LLMSlim + LlamaIndex

Surgically prune retrieved node texts before feeding into LlamaIndex query engines.

Integrate sentence-level prompt context reduction into LlamaIndex index retrievers and synthesized responses.

1. Package Installation

Install LLMSlim and the official LlamaIndex SDK using your package manager:

terminal
pip install llmslim llama-index-core

2. Architecture & Execution Flow

STEP 01

1. LlamaIndex Retriever queries vector store for top-K nodes.

STEP 02

2. LLMSlim processes node text content with query-aware compression.

STEP 03

3. Dense context passed to ResponseSynthesizer.

3. Production Code Pattern

Complete, runnable implementation wrapper for LlamaIndex:

llamaindex_llmslim.py
from llama_index.core import VectorStoreIndex, SimpleDirectoryReader
from llmslim import compress_documents

# Ingest documents and initialize index
documents = SimpleDirectoryReader("./data").load_data()
index = VectorStoreIndex.from_documents(documents)

# Custom retrieval wrapper with LLMSlim pruning
retriever = index.as_retriever(similarity_top_k=5)
nodes = retriever.retrieve("What is total operating expenditure?")

node_texts = [n.get_content() for n in nodes]
compressed_nodes = compress_documents(node_texts, query="operating expenditure", target_ratio=0.35)

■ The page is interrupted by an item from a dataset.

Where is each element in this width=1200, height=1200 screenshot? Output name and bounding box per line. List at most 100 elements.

print(f"Compressed {len(node_texts)} nodes to high-density context payload.")

4. Production Deployment Best Practices

Wrap retriever node contents with compress_documents() prior to calling response synthesis engines.

5. Key Optimization Tips

  • 01.Use compress_documents(query=...) to rank sentences directly against the query string.

6. Performance Metrics & Benchmark Matrix

Metric DimensionUncompressed PayloadLLMSlim CompressedRecorded Impact
RAG Node Text Volume7,500 tokens2,625 tokens65% Token Reduction

7. Frequently Asked Questions

Does LLMSlim preserve LlamaIndex node metadata?

LLMSlim processes node string content while maintaining your underlying NodeWithScore objects.

8. Troubleshooting & Diagnostics

Issue: Empty string returned from node text processing.
Solution: Verify node.get_content() returns valid string text prior to calling compression functions.